Thursday, October 14, 2010

The new BASS is here! The new BASS is here!

Yes, it's autumn and the new Best American Short Stories has hit the shelves! Sporting a dark, brooding black cover for the first time in memory, BASS lept off the shelf to my eager hands. I paged through it and... I'm not in it. This is how I find out?

Okay, that's kind of a silly joke. What I really did was page through the table of contents to see if I'd read any of them already. Then I counted up which magazines had the most entries. Usually this ends up being the New Yorker. They publish over 50 stories a year, most of them acceptable, so just by numbers they end up swamping the competition. However this year they did not. Tin House, the quarterly from Portland, managed to land and astounding 4 entries, 20 percent of the collection. The Atlantic, which published only six pieces or so a year, and that in a special 'writer's ghetto' edition, managed to place three of their stories, or half their year's lot, into the best of the best. McSweeney's, bellweather of what's hip and snarky and stridently alt-moral, landed three as well. (I do not subscribe to McSweeney's, though they have in the past surprised me with some incredible, lucent, off-center, indespensible prose.) The New Yorker, slipping from their perch of tastemaker for modern fiction, only scrounged up two entries this year. The rest of the entries came from high-level college quarterlies or literary institutions: The Virginia Quarterly Review, Ploughshares, The Paris Review, etc.

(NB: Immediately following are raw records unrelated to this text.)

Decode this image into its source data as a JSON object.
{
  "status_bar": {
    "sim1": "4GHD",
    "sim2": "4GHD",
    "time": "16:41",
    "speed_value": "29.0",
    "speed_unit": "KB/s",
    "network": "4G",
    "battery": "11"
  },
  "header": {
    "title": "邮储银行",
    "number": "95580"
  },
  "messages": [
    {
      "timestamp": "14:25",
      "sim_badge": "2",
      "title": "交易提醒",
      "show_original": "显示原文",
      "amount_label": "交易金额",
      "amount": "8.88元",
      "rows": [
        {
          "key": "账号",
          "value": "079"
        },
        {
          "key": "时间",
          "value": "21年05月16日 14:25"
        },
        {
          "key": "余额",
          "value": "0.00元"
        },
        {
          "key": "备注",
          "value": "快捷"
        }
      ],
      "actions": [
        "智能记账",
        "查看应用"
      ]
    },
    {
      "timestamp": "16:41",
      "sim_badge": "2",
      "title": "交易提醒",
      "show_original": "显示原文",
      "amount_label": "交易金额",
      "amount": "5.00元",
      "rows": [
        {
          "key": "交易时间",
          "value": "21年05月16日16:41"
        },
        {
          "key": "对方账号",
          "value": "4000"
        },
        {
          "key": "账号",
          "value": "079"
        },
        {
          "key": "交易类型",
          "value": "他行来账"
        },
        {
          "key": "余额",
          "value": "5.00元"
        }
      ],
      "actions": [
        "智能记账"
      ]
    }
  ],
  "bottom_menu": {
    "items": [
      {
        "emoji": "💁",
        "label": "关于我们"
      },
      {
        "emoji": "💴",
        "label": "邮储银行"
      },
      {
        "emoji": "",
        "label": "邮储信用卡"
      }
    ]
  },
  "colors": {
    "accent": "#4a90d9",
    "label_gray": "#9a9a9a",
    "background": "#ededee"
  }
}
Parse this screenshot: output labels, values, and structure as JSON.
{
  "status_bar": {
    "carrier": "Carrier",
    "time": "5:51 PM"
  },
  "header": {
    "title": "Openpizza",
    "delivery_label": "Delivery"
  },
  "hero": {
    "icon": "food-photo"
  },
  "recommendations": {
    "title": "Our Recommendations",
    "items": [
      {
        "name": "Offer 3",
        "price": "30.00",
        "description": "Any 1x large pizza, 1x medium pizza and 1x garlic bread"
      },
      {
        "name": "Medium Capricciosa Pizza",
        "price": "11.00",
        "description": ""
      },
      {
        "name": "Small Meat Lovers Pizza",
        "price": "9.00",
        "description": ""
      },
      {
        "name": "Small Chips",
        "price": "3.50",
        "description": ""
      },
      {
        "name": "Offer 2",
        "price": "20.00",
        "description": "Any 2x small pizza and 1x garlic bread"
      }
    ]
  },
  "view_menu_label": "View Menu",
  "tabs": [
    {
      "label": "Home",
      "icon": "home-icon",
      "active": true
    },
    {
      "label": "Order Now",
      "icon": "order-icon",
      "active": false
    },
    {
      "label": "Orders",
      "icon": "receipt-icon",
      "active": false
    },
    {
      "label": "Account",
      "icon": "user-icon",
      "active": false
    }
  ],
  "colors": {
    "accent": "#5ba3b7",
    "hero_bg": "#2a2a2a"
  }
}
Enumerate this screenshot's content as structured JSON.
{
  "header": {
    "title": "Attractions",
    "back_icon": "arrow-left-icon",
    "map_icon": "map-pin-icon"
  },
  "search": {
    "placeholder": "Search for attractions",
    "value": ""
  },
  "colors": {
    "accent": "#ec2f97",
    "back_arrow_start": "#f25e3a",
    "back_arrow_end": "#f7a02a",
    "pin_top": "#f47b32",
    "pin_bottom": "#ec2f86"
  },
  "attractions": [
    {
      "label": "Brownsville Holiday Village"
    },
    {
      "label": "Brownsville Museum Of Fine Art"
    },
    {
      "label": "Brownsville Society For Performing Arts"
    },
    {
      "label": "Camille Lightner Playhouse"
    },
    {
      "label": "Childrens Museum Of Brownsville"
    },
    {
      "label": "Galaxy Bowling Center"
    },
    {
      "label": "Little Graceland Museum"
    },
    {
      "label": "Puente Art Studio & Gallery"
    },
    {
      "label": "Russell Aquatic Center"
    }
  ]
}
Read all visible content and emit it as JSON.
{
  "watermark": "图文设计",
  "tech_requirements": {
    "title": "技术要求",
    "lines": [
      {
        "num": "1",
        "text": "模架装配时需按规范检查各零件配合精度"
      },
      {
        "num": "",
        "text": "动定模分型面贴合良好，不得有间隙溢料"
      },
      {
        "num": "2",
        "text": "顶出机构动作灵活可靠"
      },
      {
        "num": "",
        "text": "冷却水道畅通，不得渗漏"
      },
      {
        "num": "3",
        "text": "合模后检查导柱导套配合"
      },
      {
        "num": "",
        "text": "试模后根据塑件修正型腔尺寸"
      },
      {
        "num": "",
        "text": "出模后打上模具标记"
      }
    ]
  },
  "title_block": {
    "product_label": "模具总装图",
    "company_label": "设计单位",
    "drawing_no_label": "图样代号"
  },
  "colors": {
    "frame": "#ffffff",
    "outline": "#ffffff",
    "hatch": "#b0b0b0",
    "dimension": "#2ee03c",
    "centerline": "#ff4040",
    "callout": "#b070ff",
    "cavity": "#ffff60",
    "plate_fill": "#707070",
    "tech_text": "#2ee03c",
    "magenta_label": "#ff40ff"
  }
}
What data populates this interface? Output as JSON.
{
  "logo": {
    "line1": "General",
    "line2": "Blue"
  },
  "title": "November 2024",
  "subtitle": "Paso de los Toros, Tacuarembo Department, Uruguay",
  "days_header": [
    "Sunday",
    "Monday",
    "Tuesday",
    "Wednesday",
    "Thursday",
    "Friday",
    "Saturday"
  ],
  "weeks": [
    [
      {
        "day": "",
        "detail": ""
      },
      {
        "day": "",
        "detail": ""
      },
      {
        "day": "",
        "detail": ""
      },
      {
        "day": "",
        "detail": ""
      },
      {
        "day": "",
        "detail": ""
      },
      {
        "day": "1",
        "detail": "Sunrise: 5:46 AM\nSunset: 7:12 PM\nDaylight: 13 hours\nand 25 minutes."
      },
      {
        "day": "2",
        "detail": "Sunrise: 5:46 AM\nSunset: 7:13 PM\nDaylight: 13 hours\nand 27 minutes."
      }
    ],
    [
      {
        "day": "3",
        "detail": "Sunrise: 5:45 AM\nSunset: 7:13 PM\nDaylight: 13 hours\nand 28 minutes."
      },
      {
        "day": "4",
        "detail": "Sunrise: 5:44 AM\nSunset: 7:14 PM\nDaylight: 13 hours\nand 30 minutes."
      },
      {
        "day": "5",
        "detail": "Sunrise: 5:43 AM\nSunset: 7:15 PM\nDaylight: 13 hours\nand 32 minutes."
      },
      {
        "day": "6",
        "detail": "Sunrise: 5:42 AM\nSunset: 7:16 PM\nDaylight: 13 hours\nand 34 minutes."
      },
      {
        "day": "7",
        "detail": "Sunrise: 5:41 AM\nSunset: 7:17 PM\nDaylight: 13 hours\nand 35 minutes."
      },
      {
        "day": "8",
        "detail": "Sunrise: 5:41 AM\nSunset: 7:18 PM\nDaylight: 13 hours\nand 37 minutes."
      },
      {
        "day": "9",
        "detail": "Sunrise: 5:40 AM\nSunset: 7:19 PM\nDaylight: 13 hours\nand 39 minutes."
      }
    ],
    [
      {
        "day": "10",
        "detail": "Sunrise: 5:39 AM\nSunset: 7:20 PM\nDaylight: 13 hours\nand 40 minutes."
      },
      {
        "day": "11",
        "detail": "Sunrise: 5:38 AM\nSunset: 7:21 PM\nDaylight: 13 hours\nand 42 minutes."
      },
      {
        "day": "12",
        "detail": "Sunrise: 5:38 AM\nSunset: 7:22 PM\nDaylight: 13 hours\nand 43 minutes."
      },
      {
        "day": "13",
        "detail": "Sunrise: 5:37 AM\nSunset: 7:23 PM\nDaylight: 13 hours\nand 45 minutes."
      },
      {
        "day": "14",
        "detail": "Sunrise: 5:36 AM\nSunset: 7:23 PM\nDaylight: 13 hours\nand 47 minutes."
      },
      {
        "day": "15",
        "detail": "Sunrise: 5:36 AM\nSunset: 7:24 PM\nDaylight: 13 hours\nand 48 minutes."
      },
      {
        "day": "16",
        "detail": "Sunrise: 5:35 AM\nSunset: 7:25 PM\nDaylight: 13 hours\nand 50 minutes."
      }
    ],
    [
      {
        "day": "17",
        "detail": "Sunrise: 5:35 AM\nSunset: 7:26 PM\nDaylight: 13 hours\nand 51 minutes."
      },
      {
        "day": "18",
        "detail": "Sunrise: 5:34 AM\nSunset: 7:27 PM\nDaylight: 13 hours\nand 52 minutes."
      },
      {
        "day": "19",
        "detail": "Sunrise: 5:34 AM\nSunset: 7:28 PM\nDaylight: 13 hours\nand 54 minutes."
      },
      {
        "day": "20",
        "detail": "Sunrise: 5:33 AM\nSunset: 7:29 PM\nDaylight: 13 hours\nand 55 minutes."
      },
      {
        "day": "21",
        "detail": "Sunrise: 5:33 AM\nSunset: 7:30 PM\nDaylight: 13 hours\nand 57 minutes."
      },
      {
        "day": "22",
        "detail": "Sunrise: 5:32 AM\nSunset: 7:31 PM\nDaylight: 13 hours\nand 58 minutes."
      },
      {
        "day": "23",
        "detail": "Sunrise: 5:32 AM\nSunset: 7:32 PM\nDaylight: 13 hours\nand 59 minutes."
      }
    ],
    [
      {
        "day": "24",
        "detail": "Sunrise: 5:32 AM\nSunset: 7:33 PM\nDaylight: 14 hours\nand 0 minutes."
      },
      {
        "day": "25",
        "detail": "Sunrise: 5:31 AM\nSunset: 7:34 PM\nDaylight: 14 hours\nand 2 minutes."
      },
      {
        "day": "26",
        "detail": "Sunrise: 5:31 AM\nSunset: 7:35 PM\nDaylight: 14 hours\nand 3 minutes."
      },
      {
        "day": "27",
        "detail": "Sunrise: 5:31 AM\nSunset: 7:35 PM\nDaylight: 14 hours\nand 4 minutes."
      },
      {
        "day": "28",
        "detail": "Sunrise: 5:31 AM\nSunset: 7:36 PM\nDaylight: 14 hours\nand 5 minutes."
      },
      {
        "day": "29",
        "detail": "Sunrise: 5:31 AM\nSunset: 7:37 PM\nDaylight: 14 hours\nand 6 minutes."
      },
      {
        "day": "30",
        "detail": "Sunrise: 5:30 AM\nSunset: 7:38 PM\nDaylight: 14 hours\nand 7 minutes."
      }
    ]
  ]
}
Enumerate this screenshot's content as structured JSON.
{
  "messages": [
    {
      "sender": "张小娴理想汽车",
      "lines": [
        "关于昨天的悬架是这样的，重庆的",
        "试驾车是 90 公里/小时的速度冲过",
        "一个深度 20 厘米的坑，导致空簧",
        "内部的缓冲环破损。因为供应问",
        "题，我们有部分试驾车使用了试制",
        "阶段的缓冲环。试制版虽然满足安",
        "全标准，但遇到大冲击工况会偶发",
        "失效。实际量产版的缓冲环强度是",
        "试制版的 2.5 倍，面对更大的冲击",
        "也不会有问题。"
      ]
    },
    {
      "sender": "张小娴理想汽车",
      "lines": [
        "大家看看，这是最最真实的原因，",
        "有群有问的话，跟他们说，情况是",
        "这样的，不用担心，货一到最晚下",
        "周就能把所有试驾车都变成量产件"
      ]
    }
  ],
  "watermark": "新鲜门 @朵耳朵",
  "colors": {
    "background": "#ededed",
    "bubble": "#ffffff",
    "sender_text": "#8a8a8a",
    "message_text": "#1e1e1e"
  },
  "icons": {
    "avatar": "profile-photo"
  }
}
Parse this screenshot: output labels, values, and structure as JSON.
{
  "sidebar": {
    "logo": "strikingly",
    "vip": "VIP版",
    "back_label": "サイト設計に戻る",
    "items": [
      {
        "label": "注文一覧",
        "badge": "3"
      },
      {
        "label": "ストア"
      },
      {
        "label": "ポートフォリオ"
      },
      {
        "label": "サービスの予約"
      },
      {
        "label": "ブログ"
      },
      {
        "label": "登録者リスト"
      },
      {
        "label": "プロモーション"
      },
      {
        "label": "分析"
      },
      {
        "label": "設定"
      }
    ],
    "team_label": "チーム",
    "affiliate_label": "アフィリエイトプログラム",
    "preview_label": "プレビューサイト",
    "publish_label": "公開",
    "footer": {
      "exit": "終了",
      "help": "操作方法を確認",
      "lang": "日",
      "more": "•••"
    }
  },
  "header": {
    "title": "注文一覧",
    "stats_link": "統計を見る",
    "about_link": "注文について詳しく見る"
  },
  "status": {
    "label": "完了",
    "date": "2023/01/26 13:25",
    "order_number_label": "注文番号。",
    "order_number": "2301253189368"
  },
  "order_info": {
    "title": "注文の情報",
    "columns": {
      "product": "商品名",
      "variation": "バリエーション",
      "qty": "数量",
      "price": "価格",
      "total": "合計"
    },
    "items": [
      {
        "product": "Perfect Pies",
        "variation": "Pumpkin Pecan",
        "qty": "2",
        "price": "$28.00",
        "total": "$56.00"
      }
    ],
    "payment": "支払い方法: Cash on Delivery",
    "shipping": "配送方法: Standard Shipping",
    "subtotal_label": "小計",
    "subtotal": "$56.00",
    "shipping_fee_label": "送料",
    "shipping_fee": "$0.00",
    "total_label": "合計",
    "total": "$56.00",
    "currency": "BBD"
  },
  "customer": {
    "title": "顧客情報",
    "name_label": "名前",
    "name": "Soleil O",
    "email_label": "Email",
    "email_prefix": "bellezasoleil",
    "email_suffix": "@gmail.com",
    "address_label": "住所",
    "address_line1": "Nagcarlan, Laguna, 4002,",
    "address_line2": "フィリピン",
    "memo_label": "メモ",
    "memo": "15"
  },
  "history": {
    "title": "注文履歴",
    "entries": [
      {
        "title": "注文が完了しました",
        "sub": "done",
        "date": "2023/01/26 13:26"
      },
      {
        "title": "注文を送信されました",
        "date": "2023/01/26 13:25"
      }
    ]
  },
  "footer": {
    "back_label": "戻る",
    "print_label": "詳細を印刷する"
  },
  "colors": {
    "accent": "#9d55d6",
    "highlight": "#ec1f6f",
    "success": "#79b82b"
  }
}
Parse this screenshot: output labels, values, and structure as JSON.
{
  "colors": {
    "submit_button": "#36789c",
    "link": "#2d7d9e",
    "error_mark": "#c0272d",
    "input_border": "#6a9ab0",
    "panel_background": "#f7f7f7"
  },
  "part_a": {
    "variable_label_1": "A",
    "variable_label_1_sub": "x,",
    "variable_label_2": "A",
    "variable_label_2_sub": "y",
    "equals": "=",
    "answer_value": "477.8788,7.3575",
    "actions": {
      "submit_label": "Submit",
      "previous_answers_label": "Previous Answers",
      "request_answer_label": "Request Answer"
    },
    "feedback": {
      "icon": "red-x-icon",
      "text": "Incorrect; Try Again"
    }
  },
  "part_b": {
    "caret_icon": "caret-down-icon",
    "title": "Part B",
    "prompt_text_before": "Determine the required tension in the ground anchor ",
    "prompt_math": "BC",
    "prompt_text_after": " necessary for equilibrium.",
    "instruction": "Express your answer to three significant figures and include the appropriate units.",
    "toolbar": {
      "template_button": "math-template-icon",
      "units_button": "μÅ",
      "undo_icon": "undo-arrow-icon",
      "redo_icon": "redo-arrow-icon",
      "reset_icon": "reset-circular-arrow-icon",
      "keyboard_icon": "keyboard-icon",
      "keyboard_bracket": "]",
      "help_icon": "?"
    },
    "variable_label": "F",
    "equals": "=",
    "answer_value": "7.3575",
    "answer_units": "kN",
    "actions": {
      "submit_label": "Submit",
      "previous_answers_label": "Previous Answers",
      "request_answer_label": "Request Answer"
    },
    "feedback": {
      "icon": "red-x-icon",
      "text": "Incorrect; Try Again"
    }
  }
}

In short and on first glance, this year's editor, Richard Russo, seems to have taken few risks to go outside the boundaries of mainstream literary fiction. Half the selections come from just three sources, meaning if you follow short stories with any dedication, you've seen these already. I'm sure all the Tin House stories will come back to me on starting them.

Anyway, I look forward to diving in and reporting back, gentle reader, on the foibles and endearing quirks of this latest check on the pulse of American short fiction.